Wednesday 19 December 2012

Gentlemen, Start Your Engines

I am off to a slow start today. My engine is barely started. It isn't the ALS that is doing this; it's my desire to see the sunrise from my chair. It's winter. The sun is slow to rise and quick to leave us. Here in Calgary it seems slower than most. The prairie to the east stretches out the sunrise, the light of the day slowly staining the eastern sky from black to eggshell blue to bright and clear.

There is a tinge of pink on the horizon making the thin clouds into strands of cotton candy, pretending to be a red sunrise. It is beautiful. I wanted to enjoy it this morning. My engine can wait. I can see the jets taking off and landing in the distance. The snow has fallen from the tree in front of my apartment and there is not a touch of wind.
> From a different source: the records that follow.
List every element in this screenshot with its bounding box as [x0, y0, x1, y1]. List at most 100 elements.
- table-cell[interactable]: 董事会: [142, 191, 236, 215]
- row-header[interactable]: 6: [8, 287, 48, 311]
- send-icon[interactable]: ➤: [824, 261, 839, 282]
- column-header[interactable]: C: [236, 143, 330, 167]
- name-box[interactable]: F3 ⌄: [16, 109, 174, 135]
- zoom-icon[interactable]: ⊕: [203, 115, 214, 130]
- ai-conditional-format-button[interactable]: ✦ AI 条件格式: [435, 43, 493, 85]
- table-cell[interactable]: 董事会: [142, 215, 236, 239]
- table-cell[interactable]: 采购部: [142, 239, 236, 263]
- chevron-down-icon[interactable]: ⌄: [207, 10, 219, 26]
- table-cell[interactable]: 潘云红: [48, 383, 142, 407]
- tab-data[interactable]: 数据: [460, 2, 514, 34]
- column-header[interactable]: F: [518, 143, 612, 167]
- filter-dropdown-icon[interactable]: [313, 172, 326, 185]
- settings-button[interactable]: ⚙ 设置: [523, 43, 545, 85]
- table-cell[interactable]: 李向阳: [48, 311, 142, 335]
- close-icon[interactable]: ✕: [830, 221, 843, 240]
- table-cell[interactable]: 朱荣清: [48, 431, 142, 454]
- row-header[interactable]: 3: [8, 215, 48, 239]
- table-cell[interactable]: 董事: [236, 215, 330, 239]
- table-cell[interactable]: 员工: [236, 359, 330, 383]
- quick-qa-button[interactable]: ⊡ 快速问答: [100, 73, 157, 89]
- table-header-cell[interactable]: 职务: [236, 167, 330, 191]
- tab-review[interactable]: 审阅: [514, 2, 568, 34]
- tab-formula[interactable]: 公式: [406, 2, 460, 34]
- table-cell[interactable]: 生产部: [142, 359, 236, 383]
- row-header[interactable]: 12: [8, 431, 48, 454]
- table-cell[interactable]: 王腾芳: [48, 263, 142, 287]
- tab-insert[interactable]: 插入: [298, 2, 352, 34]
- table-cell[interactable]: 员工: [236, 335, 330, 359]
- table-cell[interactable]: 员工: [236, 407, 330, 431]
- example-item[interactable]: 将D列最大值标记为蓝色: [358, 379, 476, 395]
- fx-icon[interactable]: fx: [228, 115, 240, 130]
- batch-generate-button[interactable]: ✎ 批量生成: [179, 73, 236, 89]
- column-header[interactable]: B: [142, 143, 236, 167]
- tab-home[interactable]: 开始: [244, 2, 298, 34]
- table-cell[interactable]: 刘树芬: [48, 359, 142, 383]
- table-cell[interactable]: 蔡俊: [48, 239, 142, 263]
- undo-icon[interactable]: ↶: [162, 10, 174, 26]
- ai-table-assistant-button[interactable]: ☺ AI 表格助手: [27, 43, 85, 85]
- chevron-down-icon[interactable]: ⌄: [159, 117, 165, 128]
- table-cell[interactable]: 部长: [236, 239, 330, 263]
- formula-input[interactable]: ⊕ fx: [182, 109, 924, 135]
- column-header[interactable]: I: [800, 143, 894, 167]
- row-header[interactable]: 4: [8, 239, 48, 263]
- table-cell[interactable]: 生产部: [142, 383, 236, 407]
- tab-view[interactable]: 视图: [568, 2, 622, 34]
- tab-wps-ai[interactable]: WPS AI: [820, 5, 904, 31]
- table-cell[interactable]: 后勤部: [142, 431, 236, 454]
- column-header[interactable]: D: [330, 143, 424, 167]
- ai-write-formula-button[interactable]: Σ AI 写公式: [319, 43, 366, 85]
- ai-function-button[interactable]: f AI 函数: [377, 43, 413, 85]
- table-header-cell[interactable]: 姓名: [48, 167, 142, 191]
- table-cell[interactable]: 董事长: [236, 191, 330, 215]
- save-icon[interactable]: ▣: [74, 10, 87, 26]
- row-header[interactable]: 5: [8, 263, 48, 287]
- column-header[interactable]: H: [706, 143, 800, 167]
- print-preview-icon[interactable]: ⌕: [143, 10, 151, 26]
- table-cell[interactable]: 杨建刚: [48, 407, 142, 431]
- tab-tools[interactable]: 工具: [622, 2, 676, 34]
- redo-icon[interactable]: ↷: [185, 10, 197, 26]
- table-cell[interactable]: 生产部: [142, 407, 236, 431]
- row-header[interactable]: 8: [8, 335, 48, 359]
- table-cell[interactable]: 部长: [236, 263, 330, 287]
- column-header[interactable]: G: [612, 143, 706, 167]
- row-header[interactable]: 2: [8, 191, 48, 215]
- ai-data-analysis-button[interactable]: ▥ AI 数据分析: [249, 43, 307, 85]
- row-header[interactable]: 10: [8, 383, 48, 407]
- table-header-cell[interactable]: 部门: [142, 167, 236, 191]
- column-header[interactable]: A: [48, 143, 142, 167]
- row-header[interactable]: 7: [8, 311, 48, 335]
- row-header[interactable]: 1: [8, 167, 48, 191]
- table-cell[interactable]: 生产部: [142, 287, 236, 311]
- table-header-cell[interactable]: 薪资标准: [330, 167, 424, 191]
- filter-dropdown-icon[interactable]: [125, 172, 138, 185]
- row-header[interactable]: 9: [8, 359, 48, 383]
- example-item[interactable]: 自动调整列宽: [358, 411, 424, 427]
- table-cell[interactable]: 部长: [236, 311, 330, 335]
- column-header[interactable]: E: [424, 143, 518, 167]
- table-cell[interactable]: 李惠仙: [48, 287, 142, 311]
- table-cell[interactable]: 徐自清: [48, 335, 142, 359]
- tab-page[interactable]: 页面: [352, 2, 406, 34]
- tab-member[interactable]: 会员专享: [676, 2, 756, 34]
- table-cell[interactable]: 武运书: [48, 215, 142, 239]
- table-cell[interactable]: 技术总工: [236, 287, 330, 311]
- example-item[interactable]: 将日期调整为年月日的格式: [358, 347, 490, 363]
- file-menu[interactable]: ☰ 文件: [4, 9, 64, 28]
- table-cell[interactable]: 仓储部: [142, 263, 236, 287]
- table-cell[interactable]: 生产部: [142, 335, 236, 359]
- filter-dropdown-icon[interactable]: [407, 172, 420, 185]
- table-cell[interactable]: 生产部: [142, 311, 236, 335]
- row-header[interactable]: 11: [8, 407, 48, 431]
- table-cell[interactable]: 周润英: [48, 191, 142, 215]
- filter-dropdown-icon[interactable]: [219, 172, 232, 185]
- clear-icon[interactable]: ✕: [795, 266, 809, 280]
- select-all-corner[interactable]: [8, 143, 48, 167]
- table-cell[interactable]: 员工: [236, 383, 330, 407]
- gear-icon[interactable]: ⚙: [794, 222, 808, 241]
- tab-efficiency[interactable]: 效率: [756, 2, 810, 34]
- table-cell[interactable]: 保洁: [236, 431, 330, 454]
It is a gentle start to a new day.

Shifting gears completely, my daughter asked me yesterday if I would write a biography. Personally I think I have had a pretty exciting life; lots of travel and adventure, wonderful children and friends, and a family history so full of stories that I probably could write a book about it. The challenge of most books is where to start, but in a biography it's easy. You start at the beginning.

The fact that I was born is not particularly spectacular. After all it was 1955, the middle of the great postwar Baby Boom. All kinds of children were born, many of them in Victoria, BC just as I was. It was summer, July 21 and I was the second child of my family. My older brother, Adam, was also born in Victoria, having arrived about 16 months earlier. Imagine my poor Mom, deeply pregnant in the steaming heat of a coastal BC summer, with a full tilt toddler in tow. Worse yet she was to do this three more times after me, each time a boy and all of us full tilt.

My father was in the Canadian Navy in 1955. I like to tell folks that my first boat was a destroyer; I thought my Dad was in charge of everything. At least my Father was home for my birth; the Navy had seen fit to deploy him to Australia while my Mother delivered my older brother; she delivered her first child solo. 

It seems odd to me now to think of it but my Mom was only 23 when I was born and not yet 22 when Adam was born. That’s seems awfully young. I was 27 when my first child was born and that still seems young. Of course we never think of our parents (or grandparents for that matter) as young, especially not that young.

Victoria in those days was small, just as I was, not that I remember. I remember very little of that time of my life; in fact nothing at all. Perhaps that simply reflects how ordinary and common was the beginning of my life.

It was not to stay that way.

1 comment:

  1. Looks like you are starting on your biography.

    When you get closer to today, I still have your travelogue from your circumnavigation of the Island. (I sent it to my mother for Christmas that year!)